D’autres articles comprennent des interventions historiographiques de valeur se rapportant à la résistance palestinienne. Dans un article sur l’organisation de la Main noire (« Al-Kaf al-Aswad »), un nom rendu populaire par l’organisation serbe qui assassina le prince héritier autrichien en 1914, Basel commence par affirmer qu’il avait pu trouver très peu d’écrits étayés par de bonnes recherches sur cette organisation secrète, et que ce qu’il avait trouvé était souvent contradictoire. Prenant sur lui de les regrouper, il estime que l’organisation de la Main noire était une organisation de résistance qui travaillait en secret dans les années 1930 et qu’elle se concentrait surtout sur la traque et l’élimination des Palestiniens qui collaboraient avec l’occupation britannique, y compris les espions et ceux qui facilitaient les ventes de terres aux organisations sionistes. Le groupe se caractérisait par son organisation horizontale, structurée de façon telle qu’aucun de ses membres ne connaissait pas plus de trois ou quatre autres membres. Les femmes y étaient très actives, particulièrement pour dissimuler des armes et pour assurer des communications en toute sécurité, y compris transmettre des ultimatums et des exigences. Basel passe ensuite en revue d’autres mentions de la Main noire en Palestine (ainsi qu’en Égypte, en Libye et en Syrie), affirmant que c’était un nom utilisé par bien des organisations différences, sans aucun rapport entre elles, depuis les années 1920 jusque dans les années 1950. Ceci résout effectivement une source particulière de confusion historiographique dans les histoires de la résistance palestinienne au cours de la période du Mandat.

La vision de Basel de l’histoire de la résistance ne place pas seulement cette dernière sous l’éclairage de la lutte armée, des batailles rangées et des cellules de guérilla clandestines. Son article sur « L’art en Palestine » ressuscite une histoire en grande partie oubliée de la production culturelle palestinienne de la période du Mandat et qui se concentre avant tout sur la poésie, la chanson et le théâtre, avec également nombre de mentions d’autres beaux-arts. Bien qu’il ne soit en aucun cas exhaustif, l’article insiste à bon escient sur un épanouissement culturel palestinien, directement lié à la région au sens plus large et plus particulièrement à l’Égypte, dont de nombreux musiciens et troupes théâtrales ont visité la Palestine et où un grand nombre des peintres et des sculpteurs ont étudié dans les académies d’art qui, à l’époque, venaient d’y être créées.
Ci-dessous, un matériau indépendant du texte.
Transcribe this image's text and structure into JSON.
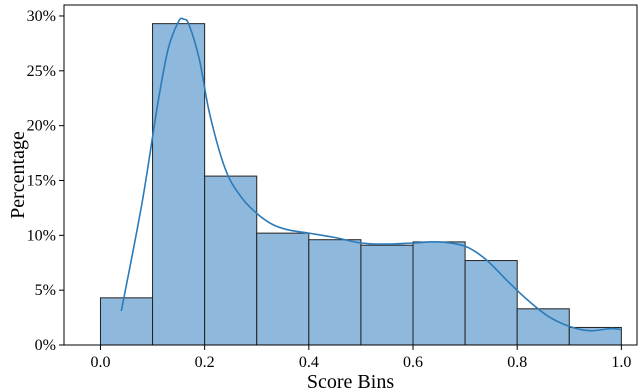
{
  "colors": {
    "bar_fill": "#8fb9dc",
    "bar_edge": "#222222",
    "kde_line": "#2b7bba"
  },
  "chart_data": {
    "type": "bar",
    "title": "",
    "xlabel": "Score Bins",
    "ylabel": "Percentage",
    "xlim": [
      -0.07,
      1.03
    ],
    "ylim": [
      0,
      31
    ],
    "grid": false,
    "x_ticks": [
      0.0,
      0.2,
      0.4,
      0.6,
      0.8,
      1.0
    ],
    "x_tick_labels": [
      "0.0",
      "0.2",
      "0.4",
      "0.6",
      "0.8",
      "1.0"
    ],
    "y_ticks": [
      0,
      5,
      10,
      15,
      20,
      25,
      30
    ],
    "y_tick_labels": [
      "0%",
      "5%",
      "10%",
      "15%",
      "20%",
      "25%",
      "30%"
    ],
    "bin_edges": [
      0.0,
      0.1,
      0.2,
      0.3,
      0.4,
      0.5,
      0.6,
      0.7,
      0.8,
      0.9,
      1.0
    ],
    "values": [
      4.3,
      29.3,
      15.4,
      10.2,
      9.6,
      9.1,
      9.4,
      7.7,
      3.3,
      1.6
    ],
    "kde": {
      "x": [
        0.04,
        0.08,
        0.11,
        0.13,
        0.15,
        0.16,
        0.17,
        0.19,
        0.21,
        0.24,
        0.27,
        0.3,
        0.33,
        0.36,
        0.4,
        0.45,
        0.5,
        0.55,
        0.6,
        0.65,
        0.7,
        0.74,
        0.78,
        0.82,
        0.86,
        0.9,
        0.94,
        0.98,
        1.0
      ],
      "y": [
        3.1,
        13.0,
        22.0,
        27.0,
        29.5,
        29.7,
        29.2,
        26.0,
        21.0,
        16.0,
        13.5,
        12.0,
        11.0,
        10.5,
        10.2,
        9.8,
        9.3,
        9.2,
        9.3,
        9.4,
        9.0,
        7.8,
        5.9,
        4.1,
        2.6,
        1.7,
        1.3,
        1.5,
        1.4
      ]
    }
  }
}
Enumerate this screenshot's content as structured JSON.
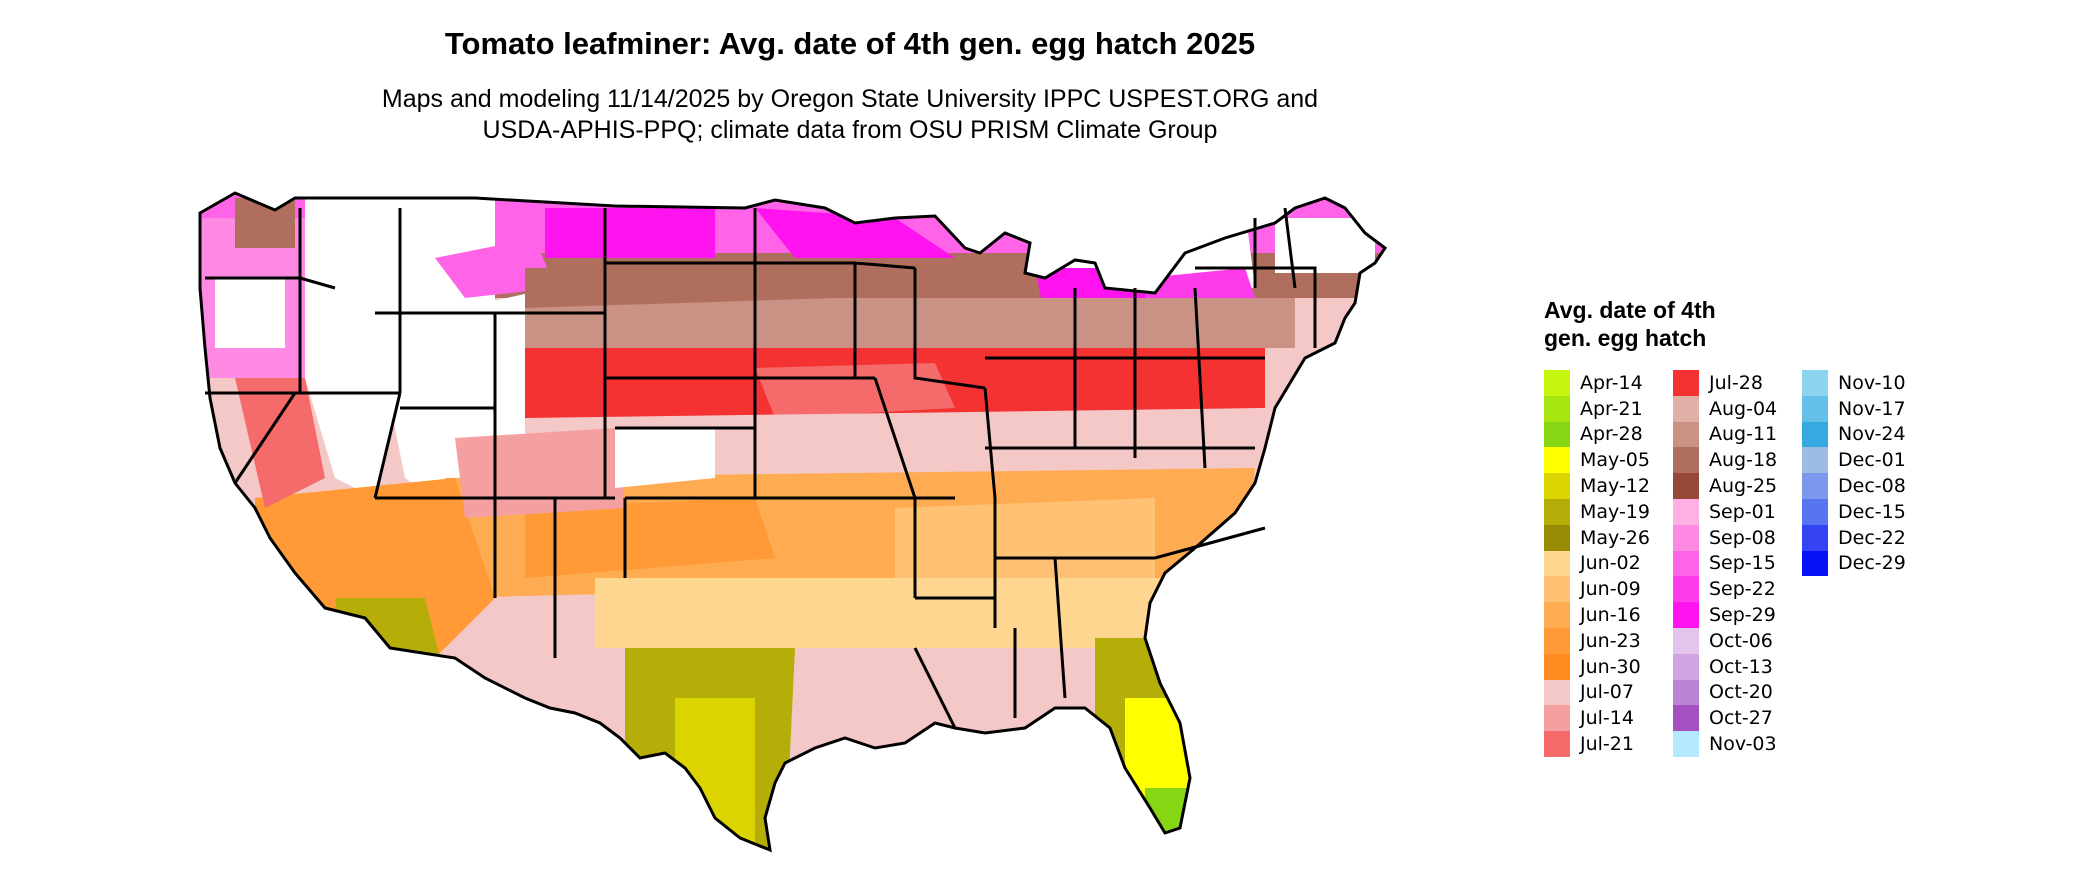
{
  "title": "Tomato leafminer: Avg. date of 4th gen. egg hatch 2025",
  "subtitle_line1": "Maps and modeling 11/14/2025 by Oregon State University IPPC USPEST.ORG and",
  "subtitle_line2": "USDA-APHIS-PPQ; climate data from OSU PRISM Climate Group",
  "legend": {
    "title": "Avg. date of 4th gen. egg hatch",
    "columns": [
      [
        {
          "label": "Apr-14",
          "color": "#c6f50f"
        },
        {
          "label": "Apr-21",
          "color": "#a6e50f"
        },
        {
          "label": "Apr-28",
          "color": "#86d614"
        },
        {
          "label": "May-05",
          "color": "#ffff00"
        },
        {
          "label": "May-12",
          "color": "#dcd400"
        },
        {
          "label": "May-19",
          "color": "#b6ae08"
        },
        {
          "label": "May-26",
          "color": "#978b06"
        },
        {
          "label": "Jun-02",
          "color": "#ffd68f"
        },
        {
          "label": "Jun-09",
          "color": "#ffc275"
        },
        {
          "label": "Jun-16",
          "color": "#ffab52"
        },
        {
          "label": "Jun-23",
          "color": "#ff9a36"
        },
        {
          "label": "Jun-30",
          "color": "#ff8a1f"
        },
        {
          "label": "Jul-07",
          "color": "#f5c8c8"
        },
        {
          "label": "Jul-14",
          "color": "#f5a0a0"
        },
        {
          "label": "Jul-21",
          "color": "#f56a6a"
        }
      ],
      [
        {
          "label": "Jul-28",
          "color": "#f53232"
        },
        {
          "label": "Aug-04",
          "color": "#e0b0a6"
        },
        {
          "label": "Aug-11",
          "color": "#c99285"
        },
        {
          "label": "Aug-18",
          "color": "#b06e5e"
        },
        {
          "label": "Aug-25",
          "color": "#984838"
        },
        {
          "label": "Sep-01",
          "color": "#ffb0e4"
        },
        {
          "label": "Sep-08",
          "color": "#ff8ae4"
        },
        {
          "label": "Sep-15",
          "color": "#ff64e8"
        },
        {
          "label": "Sep-22",
          "color": "#ff3cec"
        },
        {
          "label": "Sep-29",
          "color": "#ff14f0"
        },
        {
          "label": "Oct-06",
          "color": "#e4c4ec"
        },
        {
          "label": "Oct-13",
          "color": "#d0a4e0"
        },
        {
          "label": "Oct-20",
          "color": "#bc84d4"
        },
        {
          "label": "Oct-27",
          "color": "#a450c0"
        },
        {
          "label": "Nov-03",
          "color": "#b4e8ff"
        }
      ],
      [
        {
          "label": "Nov-10",
          "color": "#8cd4f0"
        },
        {
          "label": "Nov-17",
          "color": "#64c0e8"
        },
        {
          "label": "Nov-24",
          "color": "#36aae0"
        },
        {
          "label": "Dec-01",
          "color": "#9cbce4"
        },
        {
          "label": "Dec-08",
          "color": "#7c98ec"
        },
        {
          "label": "Dec-15",
          "color": "#5874f0"
        },
        {
          "label": "Dec-22",
          "color": "#3444f4"
        },
        {
          "label": "Dec-29",
          "color": "#0810f8"
        }
      ]
    ]
  }
}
Sa dissertation sur la poésie et la chanson fournit des discussions en profondeur sur de nombreux poètes et chanteurs populaires moins connus. L’article se concentre sur le rôle joué par de tels personnages dans les événements historiques marquants en rapport avec la lutte contre l’occupation britannique et la colonisation sioniste dans le cadre de la mobilisation de masse

« utilisant les poèmes comme s’ils étaient des communiqués militants et un moyen de diffuser le savoir et la culture militaire, une voix forte transmettant les stratégies et ordres des dirigeants à la populace ».

Dans un passage particulièrement mémorable, Basel discute de l’usage tactique des chansons, du genre de celles que les femmes chantaient en dehors des prisons et dans les collines où les commandos palestiniens se terraient, afin de transmettre des communications en langage codé, et d’une version de la dal’ona (2) populaire qui allait signaler à la résistance que ces gens étaient utilisés comme des boucliers humains par les troupes de l’occupation et communiquer leur position.

 

Une biographie révolutionnaire

Le souci d’attention pour la biographie révolutionnaire, évident dans son essai « L’art en Palestine », occupe une position centrale dans deux autres de ses essais : « Abdelqadir continue de retourner à Jérusalem » (sur Abdelqadir al-Husseini) et « Fawzi al-Qutb : Par amour pour la poudre à canon » (3), dans lesquels Basel approfondit son projet de recodage de personnages historiques bien connus (al-Husseini figure en bonne place dans le panthéon palestinien des dirigeants et des martyrs), et – comme avec l’organisation de la Main noire et les chanteurs et poètes oubliés de la résistance mentionnés plus haut – de remise à l’honneur des moments et personnages oubliés dont l’histoire est en même temps très instructive et mérite de figurer dans ce panthéon.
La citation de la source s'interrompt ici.